A lot of good advice boils down to one question: What do you want?

This is extremely open-ended by design. But the more you think about it, the more you realize this is the only heuristic that matters for making important decisions. Crucially, it forces you to choose a timeline. You are often deciding between an option that better satiates your short-term desires and one that better satiates your long-term desires. Or, trickier still, one of your current desires versus a hypothetical future one (ie: what you sort of want now vs. the option to really want something else later).

I’ve realized my short-term preferences are quite squishy, and I prefer to keep my long term ambitions largely to myself.

But here are things I know to be true:

  1. I’m very ambitious. I think I can be world-class at almost anything.

  2. However, I can also identify people whom I can’t touch. Even though I want to be 0.0001% successful, I know for a fact I am not 0.0001% intelligent or 0.0001% naturally gifted in anything.

    1. I think an integral part of winning is admitting when you are at a disadvantage. Manny Pacquiao would not have won more fights by insisting his arms were longer than they actually are. He had short arms and adjusted his style to accommodate his strengths and his weaknesses.

  3. I don’t care about being right or wrong. I want my team to win.

    1. I am willing to make an ass of myself if it leads to a more productive conversation.

    2. This quality makes finding, assembling, and keeping a world-class team incredibly important.

  4. I ask questions primarily to seek the truth when I do not have a strong conclusion.

    1. I don’t like to talk too much when I think I am right, especially when my knowledge represents a sustainable advantage.

    2. As such, my questions often imply less command of a topic than I actually have.

  5. I would rather talk too little than talk too much.

    1. I talk for too long when I do talk, so I balance myself out by talking infrequently.

  6. I used to (somewhat intentionally) put myself at massive disadvantages because I cared more about finding genuine people than stunting on a bunch of try-hard teenagers.

    1. I was a panelist this past weekend at a college club alumni event. My friend was also a panelist. I told her I liked her outfit and asked her what she thought of mine. She said, “You look like yourself…”

    2. But now I have lots of good people in my corner, so it is better to LARP as a smart person like a lot of “can’t miss” undergrads were. It, unfortunately, does increase probability of success.

  7. I think I am willing to eat shit a little longer than most people.

    1. Put another way, I’m more tolerant of uncertainty than most. I’m willing to operate as the dumb guy in the room for longer periods of time than most smart people. I’m willing to show up to a conference, sit in the back, and not say a single word because I don’t ascribe any value to people thinking I am smart. etc. etc.

  8. However, I am impatient when I think I am the best person for a particular job.

    1. I won’t eat shit sandwiches when I have the ingredients to cook a filet mignon in front of me, rules be damned. The luxury of my education is I don’t have to eat shit sandwiches if I don’t deserve to. It’s taken me a long time to realize and embody this.

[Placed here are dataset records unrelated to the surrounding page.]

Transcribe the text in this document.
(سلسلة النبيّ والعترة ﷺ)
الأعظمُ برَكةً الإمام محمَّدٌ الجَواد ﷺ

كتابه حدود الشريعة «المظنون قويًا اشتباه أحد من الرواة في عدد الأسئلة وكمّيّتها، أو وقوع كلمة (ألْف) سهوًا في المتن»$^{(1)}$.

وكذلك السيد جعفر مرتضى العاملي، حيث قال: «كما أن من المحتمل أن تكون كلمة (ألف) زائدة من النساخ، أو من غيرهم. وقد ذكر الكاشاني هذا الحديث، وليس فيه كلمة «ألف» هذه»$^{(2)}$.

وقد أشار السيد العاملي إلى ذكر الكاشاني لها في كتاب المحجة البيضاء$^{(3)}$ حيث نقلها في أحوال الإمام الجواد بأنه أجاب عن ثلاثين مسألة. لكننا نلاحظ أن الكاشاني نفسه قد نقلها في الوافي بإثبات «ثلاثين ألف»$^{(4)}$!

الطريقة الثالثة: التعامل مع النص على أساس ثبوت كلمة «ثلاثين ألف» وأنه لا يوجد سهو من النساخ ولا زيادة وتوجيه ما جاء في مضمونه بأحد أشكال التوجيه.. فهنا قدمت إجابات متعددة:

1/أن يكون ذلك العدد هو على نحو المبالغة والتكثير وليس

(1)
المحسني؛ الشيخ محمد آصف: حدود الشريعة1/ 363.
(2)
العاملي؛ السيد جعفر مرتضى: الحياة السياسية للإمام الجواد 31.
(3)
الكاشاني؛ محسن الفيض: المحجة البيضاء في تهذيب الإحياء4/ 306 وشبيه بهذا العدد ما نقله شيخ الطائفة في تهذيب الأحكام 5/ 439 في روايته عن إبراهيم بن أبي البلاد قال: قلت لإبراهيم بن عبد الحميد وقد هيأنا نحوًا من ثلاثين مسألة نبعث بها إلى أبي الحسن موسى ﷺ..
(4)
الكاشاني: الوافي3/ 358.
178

As a result, most people hilariously underestimate how ambitious and/or confident I am. I think this is because I view my career as a game. After a few months of introspection, I no longer think that is a problem.

My Best,
Sam

For those of you new to The Pursuit, I format these letters into up to four sections each week: The best things I’ve Read, the best Writing I’ve published, the best Conversations I’ve had, and the best Breakthroughs I’ve reached. If you enjoyed reading this, please consider sharing with a friend and subscribing.

1  I refuse to call this “taste” because my instinct is frequently inexplainable and almost never methodical, whereas I view taste as an increasingly articulable and deterministic world view. In other words: I have a conclusion and then fit it into a framework to explain it later; I don’t have predetermined preferences that I use to winnow down my choices. Articulable preference is a lagging indicator, not a leading one. In the fundamental hedge fund world, I’ve heard this referred to as “talent,” knowing where to look and when to devote your full attention to a hunch.